All South Korean people are about to become one or two years younger as the country attempts to standardize their existing, uncommon methods of calculating age.
Currently in South Korea, citizens have three ages, an “international age,” a “Korean age” and a “calendar age.”
A new law passed by the country’s government on Thursday declared a person’s “international age” — the way most countries, including Canada, quantify age starting from zero at birth — must be used on all official documents. The law takes effect in June 2023.
Presently, most South Koreans use their “Korean age” in the majority of informal settings. Under this method, Koreans are one year old when they are born. Another year is added to a person’s age every Jan. 1, so, for example, a baby born on Dec. 31 would be two years old the following day.
A “calendar age” is a mix of both the “international age” and “Korean age” systems, where a baby is born zero years old, but still adds a year on Jan. 1. This method is used to calculate the legal ages for drinking, smoking and military conscription (which is mandatory for all able-bodied South Korean men before they turn 35).
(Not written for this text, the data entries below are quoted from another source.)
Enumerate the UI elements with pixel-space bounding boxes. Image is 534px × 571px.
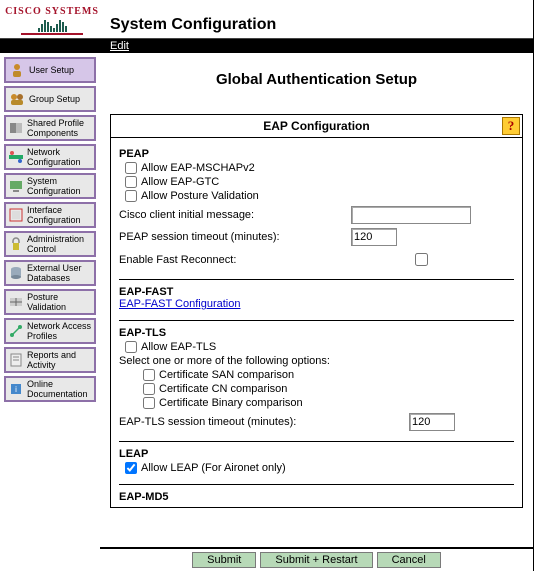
- sidebar-item-label: Online Documentation: [27, 379, 92, 399]
- peap-timeout-label: PEAP session timeout (minutes):: [119, 231, 351, 243]
- peap-section-title: PEAP: [119, 148, 514, 160]
- sidebar-item-label: Administration Control: [27, 234, 92, 254]
- edit-menu[interactable]: Edit: [0, 39, 533, 53]
- allow-posture-row[interactable]: Allow Posture Validation: [125, 190, 514, 202]
- sidebar-item-network-config[interactable]: Network Configuration: [4, 144, 96, 170]
- eap-fast-section-title: EAP-FAST: [119, 286, 514, 298]
- allow-eap-gtc-checkbox[interactable]: [125, 176, 137, 188]
- cert-san-checkbox[interactable]: [143, 369, 155, 381]
- cert-bin-label: Certificate Binary comparison: [159, 397, 303, 409]
- allow-eap-mschapv2-label: Allow EAP-MSCHAPv2: [141, 162, 255, 174]
- logo-bars-icon: [38, 18, 67, 32]
- logo-underline: [21, 33, 83, 35]
- header-row: CISCO SYSTEMS System Configuration: [0, 0, 533, 39]
- nap-icon: [8, 322, 24, 340]
- user-icon: [8, 61, 26, 79]
- allow-leap-row[interactable]: Allow LEAP (For Aironet only): [125, 462, 514, 474]
- eap-config-panel: EAP Configuration ? PEAP Allow EAP-MSCHA…: [110, 114, 523, 508]
- sidebar-item-shared-profile[interactable]: Shared Profile Components: [4, 115, 96, 141]
- page-title: System Configuration: [110, 16, 276, 34]
- interface-config-icon: [8, 206, 24, 224]
- separator: [119, 484, 514, 485]
- allow-eap-tls-label: Allow EAP-TLS: [141, 341, 216, 353]
- cert-cn-checkbox[interactable]: [143, 383, 155, 395]
- fast-reconnect-label: Enable Fast Reconnect:: [119, 254, 351, 266]
- sidebar-item-admin-control[interactable]: Administration Control: [4, 231, 96, 257]
- sidebar-item-external-db[interactable]: External User Databases: [4, 260, 96, 286]
- allow-posture-label: Allow Posture Validation: [141, 190, 259, 202]
- footer-actions: Submit Submit + Restart Cancel: [100, 547, 533, 571]
- eap-tls-options-label: Select one or more of the following opti…: [119, 355, 514, 367]
- fast-reconnect-checkbox[interactable]: [415, 253, 428, 266]
- sidebar-item-label: Network Configuration: [27, 147, 92, 167]
- sidebar-item-group-setup[interactable]: Group Setup: [4, 86, 96, 112]
- allow-eap-gtc-row[interactable]: Allow EAP-GTC: [125, 176, 514, 188]
- sidebar: User Setup Group Setup Shared Profile Co…: [0, 53, 100, 571]
- cert-cn-row[interactable]: Certificate CN comparison: [143, 383, 514, 395]
- allow-posture-checkbox[interactable]: [125, 190, 137, 202]
- content-heading: Global Authentication Setup: [110, 71, 523, 88]
- submit-button[interactable]: Submit: [192, 552, 256, 568]
- admin-control-icon: [8, 235, 24, 253]
- sidebar-item-reports[interactable]: Reports and Activity: [4, 347, 96, 373]
- system-config-icon: [8, 177, 24, 195]
- allow-leap-label: Allow LEAP (For Aironet only): [141, 462, 286, 474]
- allow-eap-mschapv2-checkbox[interactable]: [125, 162, 137, 174]
- cancel-button[interactable]: Cancel: [377, 552, 441, 568]
- cisco-logo: CISCO SYSTEMS: [2, 6, 102, 38]
- sidebar-item-label: External User Databases: [27, 263, 92, 283]
- allow-eap-tls-checkbox[interactable]: [125, 341, 137, 353]
- cert-bin-checkbox[interactable]: [143, 397, 155, 409]
- cert-bin-row[interactable]: Certificate Binary comparison: [143, 397, 514, 409]
- allow-eap-mschapv2-row[interactable]: Allow EAP-MSCHAPv2: [125, 162, 514, 174]
- cert-cn-label: Certificate CN comparison: [159, 383, 287, 395]
- leap-section-title: LEAP: [119, 448, 514, 460]
- separator: [119, 279, 514, 280]
- help-icon[interactable]: ?: [502, 117, 520, 135]
- eap-tls-timeout-label: EAP-TLS session timeout (minutes):: [119, 416, 409, 428]
- peap-timeout-input[interactable]: [351, 228, 397, 246]
- separator: [119, 441, 514, 442]
- sidebar-item-label: Reports and Activity: [27, 350, 92, 370]
- external-db-icon: [8, 264, 24, 282]
- sidebar-item-docs[interactable]: i Online Documentation: [4, 376, 96, 402]
- logo-text: CISCO SYSTEMS: [5, 6, 99, 17]
- allow-eap-gtc-label: Allow EAP-GTC: [141, 176, 219, 188]
- sidebar-item-system-config[interactable]: System Configuration: [4, 173, 96, 199]
- reports-icon: [8, 351, 24, 369]
- panel-header: EAP Configuration ?: [111, 115, 522, 138]
- eap-tls-timeout-input[interactable]: [409, 413, 455, 431]
- eap-tls-section-title: EAP-TLS: [119, 327, 514, 339]
- sidebar-item-label: Network Access Profiles: [27, 321, 92, 341]
- sidebar-item-label: Posture Validation: [27, 292, 92, 312]
- shared-profile-icon: [8, 119, 24, 137]
- submit-restart-button[interactable]: Submit + Restart: [260, 552, 372, 568]
- posture-icon: [8, 293, 24, 311]
- sidebar-item-label: System Configuration: [27, 176, 92, 196]
- initial-msg-label: Cisco client initial message:: [119, 209, 351, 221]
- allow-eap-tls-row[interactable]: Allow EAP-TLS: [125, 341, 514, 353]
- sidebar-item-interface-config[interactable]: Interface Configuration: [4, 202, 96, 228]
- sidebar-item-label: Interface Configuration: [27, 205, 92, 225]
- group-icon: [8, 90, 26, 108]
- network-config-icon: [8, 148, 24, 166]
- eap-md5-section-title: EAP-MD5: [119, 491, 514, 503]
- cert-san-label: Certificate SAN comparison: [159, 369, 294, 381]
- allow-leap-checkbox[interactable]: [125, 462, 137, 474]
- docs-icon: i: [8, 380, 24, 398]
- sidebar-item-posture[interactable]: Posture Validation: [4, 289, 96, 315]
- panel-title: EAP Configuration: [131, 119, 502, 133]
- svg-text:i: i: [15, 385, 17, 394]
- cert-san-row[interactable]: Certificate SAN comparison: [143, 369, 514, 381]
- sidebar-item-label: User Setup: [29, 65, 74, 75]
- sidebar-item-label: Shared Profile Components: [27, 118, 92, 138]
- eap-fast-config-link[interactable]: EAP-FAST Configuration: [119, 298, 240, 310]
- separator: [119, 320, 514, 321]
- sidebar-item-nap[interactable]: Network Access Profiles: [4, 318, 96, 344]
- initial-msg-input[interactable]: [351, 206, 471, 224]
- sidebar-item-user-setup[interactable]: User Setup: [4, 57, 96, 83]
- sidebar-item-label: Group Setup: [29, 94, 80, 104]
South Korean president Yoon Suk-yeol said the three age-counting methods are a drain on governmental resources.
“The revision is aimed at reducing unnecessary socioeconomic costs because legal and social disputes as well as confusion persist due to the different ways of calculating age,” he told Parliament on Thursday.
Yoon, who was born on Dec. 16, 1960, is 61 years old under the “international age” system. His “calendar age” is 62 and his “Korean age” is 63.
According to The Guardian, the origins of “Korean age” are unclear. Some believe the system was created by taking into account the nine-month gestational period and rounding it to 12 months. Others claim it was created because of an ancient Asian numerical system that did not have a concept of 0.
Presidential spokesman Lee Jae-myoung said a simplified age system would resolve “social and economic confusions” for South Korean people.
The new law is expected to be widely promoted by the South Korean government to aid the population in accepting the change.
Jeong Da-eun, a 29-year-old office worker, said she was happy about the change, and that she has always had to think twice when asked overseas about her age.
“I remember foreigners looking at me with puzzlement because it took me so long to come back with an answer on how old I was.”
“Who wouldn’t welcome getting a year or two younger?” she added.